Marx analysa également en détail les crises économiques périodiques que le capitalisme connaissait régulièrement. Il expliqua les crises capitalistes comme une autre manifestation de la contradiction fondamentale de ce système. Il exposa ainsi l’erreur des économistes bourgeois qui prétendaient à ce moment-là que le capitalisme ne pouvait subir de crise puisque le fonctionnement du marché résoudrait tous ses problèmes. Ils affirmaient que tout ce qui était produit par le capitaliste serait automatiquement vendu sur le marché.

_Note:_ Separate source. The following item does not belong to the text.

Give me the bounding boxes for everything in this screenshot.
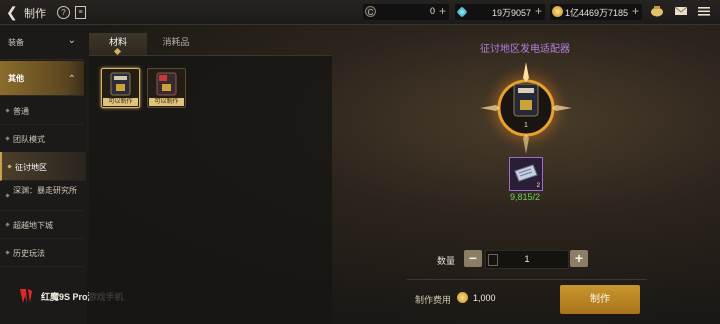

Cependant, Marx mit au jour que le fonctionnement du capitalisme lui-même conduit inévitablement à la crise. Il montra comment les capitalistes, dans leur désir ardent et désespérée de faire de plus en plus de profits, augmentent follement la production. En même temps, chaque capitaliste essaye de maintenir un taux de profit plus élevé en réduisant le taux de salaire de ses travailleurs, même si cela signifie les jeter dans la pauvreté. La classe ouvrière composant la plus grande section de la société, la pauvreté de cette classe signifie automatiquement la réduction de sa capacité à acheter les biens disponibles sur le marché. Ainsi, la classe capitaliste cherche d’une part à augmenter la production des biens à vendre sur le marché tandis que d’autre part elle réduit le pouvoir d’achat d’une grande proportion des acheteurs sur ce même marché. Cela conduit naturellement à une contradiction grave entre d’un côté l’expansion de la production et de l’autre côté la contraction du marché. Le résultat est une crise de surproduction où le marché est inondé de produits invendus. De nombreux capitalistes font alors faillite. Des centaines de milliers de travailleurs sont mis au chômage forcé et contraints à la famine alors que les magasins sont remplis de marchandises que plus personne n’a les moyens d’acheter.

Marx en conclut également que l’anarchie de ces crises du capitalisme ne pouvait être résolue qu’en résolvant la contradiction fondamentale du capitalisme entre le caractère social de la production et le caractère privé de la propriété. Cela ne pourrait se faire qu’en renversant le système capitaliste pour établir le socialisme et le communisme en donnant ainsi un caractère social à la propriété des moyens de production. Marx a montré que la force sociale qui serait à l’origine de cette révolution avait été créée par le capitalisme lui-même ; c’est le prolétariat. Seul le prolétariat n’a aucun intérêt à ce que le système d’exploitation et de propriété privée actuel se perpétue. Le prolétariat est la seule classe qui a l’intérêt et la capacité de construire le socialisme.

Marx analysa la façon dont chaque crise intensifiait les contradictions du système capitaliste. Il décrivit le processus de centralisation du capital entre les mains d’une poignée de capitalistes de plus en plus restreinte à chaque crise. Cela se produisait en même temps que la misère et le mécontentement explosaient dans la vaste masse des travailleurs. À mesure que les contradictions du capitalisme s’accentuent, les soulèvements révolutionnaires du prolétariat grandissent en force, ce qui entraîne finalement la révolution, la confiscation du capital des capitalistes et l’édification d’une société socialiste avec un caractère social de la propriété adapté au caractère social de la production.

De cette façon, Marx fait ressortir, à partir de l’unité de base de l’économie, la marchandise, la nature des lois économiques qui régissent le capitalisme. Il donne donc la base économique scientifique pour la révolution socialiste en même temps que la route vers le communisme.